EIL to bid to buy-out govt stake in PDIL; does not give details stating confidentiality
Engineers India Ltd (EIL) said its board of directors in a meeting on Thursday 'considered the proposal for acquisition of 100 percent paid-up share capital of PDIL from President of India.'
New Delhi: State-owned engineering consultancy firm EIL said on Thursday it will bid to acquire government's 100 percent stake in Projects and Development India Ltd (PDIL). It, however, did not give details saying they were confidential.
In a regulatory filing, Engineers India Ltd (EIL) said its board of directors in a meeting on Thursday "considered the proposal for acquisition of 100 percent paid-up share capital of PDIL from President of India."
The Board gave "the approval of bidding for the same by way of Share Acquisition Route," it said. "Other details cannot be disclosed due to confidentiality of the matter."
The government in October last year invited bids from EIL or other similarly placed PSUs to buy out its 100 percent shareholding in consultancy firm PDIL.
Miniratna PSU Projects & Development India Ltd (PDIL) is under the administrative control of Chemical and Fertilizers Ministry.
"The Government of India has 'in-principle' decided to disinvest 100 percent of its shareholding in PDIL through strategic disinvestment with the transfer of management control to Engineers India Ltd (EIL) or other similar Central Public Sector Enterprises (CPSEs)," said the Preliminary Information Memorandum inviting Expression of Interest floated in October last year.
Earlier this year, Oil and Natural Gas Corp (ONGC) acquired government's 51.11 per cent stake in Hindustan Petroleum Corp Ltd (HPCL) for Rs 36,915 crore. This had helped the government meet its sell-off (disinvestment) target for 2017-18 fiscal.

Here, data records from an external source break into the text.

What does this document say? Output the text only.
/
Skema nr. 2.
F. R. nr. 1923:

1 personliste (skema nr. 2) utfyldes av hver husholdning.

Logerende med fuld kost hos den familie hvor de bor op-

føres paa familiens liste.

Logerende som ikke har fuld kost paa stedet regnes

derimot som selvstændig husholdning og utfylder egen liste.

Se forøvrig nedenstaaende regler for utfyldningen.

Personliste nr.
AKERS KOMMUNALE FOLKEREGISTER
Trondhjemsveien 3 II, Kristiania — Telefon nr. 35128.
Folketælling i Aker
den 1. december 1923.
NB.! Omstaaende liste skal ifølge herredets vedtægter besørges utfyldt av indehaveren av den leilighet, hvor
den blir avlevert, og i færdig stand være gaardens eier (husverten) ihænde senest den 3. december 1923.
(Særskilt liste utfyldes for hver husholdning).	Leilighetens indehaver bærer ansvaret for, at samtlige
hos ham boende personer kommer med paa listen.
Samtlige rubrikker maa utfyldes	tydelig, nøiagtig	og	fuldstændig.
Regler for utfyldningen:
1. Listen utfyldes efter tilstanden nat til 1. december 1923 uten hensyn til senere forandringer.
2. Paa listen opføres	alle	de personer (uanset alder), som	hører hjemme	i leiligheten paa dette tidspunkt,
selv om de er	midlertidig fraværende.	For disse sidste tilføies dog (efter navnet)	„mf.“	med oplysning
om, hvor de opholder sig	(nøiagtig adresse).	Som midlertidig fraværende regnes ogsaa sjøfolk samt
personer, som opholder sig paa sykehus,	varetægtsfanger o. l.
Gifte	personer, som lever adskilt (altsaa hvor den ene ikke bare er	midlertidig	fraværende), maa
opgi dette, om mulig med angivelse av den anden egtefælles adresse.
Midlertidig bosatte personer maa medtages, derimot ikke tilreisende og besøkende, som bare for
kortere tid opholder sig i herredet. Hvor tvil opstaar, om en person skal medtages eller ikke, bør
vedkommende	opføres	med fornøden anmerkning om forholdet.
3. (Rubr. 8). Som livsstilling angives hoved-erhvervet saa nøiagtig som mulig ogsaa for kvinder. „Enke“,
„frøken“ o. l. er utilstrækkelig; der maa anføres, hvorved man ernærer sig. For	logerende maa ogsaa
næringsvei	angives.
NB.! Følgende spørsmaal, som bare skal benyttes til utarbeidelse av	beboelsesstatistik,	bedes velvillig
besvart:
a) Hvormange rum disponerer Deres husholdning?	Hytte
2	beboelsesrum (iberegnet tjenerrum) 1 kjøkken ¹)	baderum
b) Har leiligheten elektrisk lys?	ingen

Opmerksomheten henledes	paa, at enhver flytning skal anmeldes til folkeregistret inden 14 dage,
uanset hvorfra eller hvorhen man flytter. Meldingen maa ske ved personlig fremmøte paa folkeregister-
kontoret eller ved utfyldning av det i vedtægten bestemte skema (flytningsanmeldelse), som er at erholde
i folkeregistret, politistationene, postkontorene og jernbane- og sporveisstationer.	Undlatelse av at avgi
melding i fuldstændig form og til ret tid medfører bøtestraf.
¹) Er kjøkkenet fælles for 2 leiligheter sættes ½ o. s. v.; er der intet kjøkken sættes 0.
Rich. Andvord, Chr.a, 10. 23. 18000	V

Founded in 1978, PDIL provides design engineering and consultancy services. It serves fertilizer and allied chemical industries, oil and gas sector, power and infrastructure sectors in India and internationally.
EIL too is the similar business. It however is under the administrative control of the Ministry of Petroleum and Natural Gas. Founded in 1965, it provides design, engineering, procurement, construction, and integrated project management services primarily for oil and gas and petrochemical industries.
In order to bring in efficiency in functioning of public sector undertakings, the government is pushing for merger of similarly placed firms. The Cabinet has approved the merger of SBI with its five associates.
There are six consultancy firms, which may merger into EIL to create a mega-consultancy firm. The firms are MECON, Telecommunications Consultants India (Ltd), Engineering Projects (India), WAPCOS and PDIL.
Rationale behind the move is that merger would help create a big company that can compete globally and put India on the global map of doing turnkey projects.
EIL is the biggest state-owned consultancy firm in the country which provides turnkey engineering solutions to projects in India and abroad.
As of March 2017, the paid up capital of PDIL is Rs 17 crore. As of September 2017, PDIL has 363 permanent and 116 contractual employees.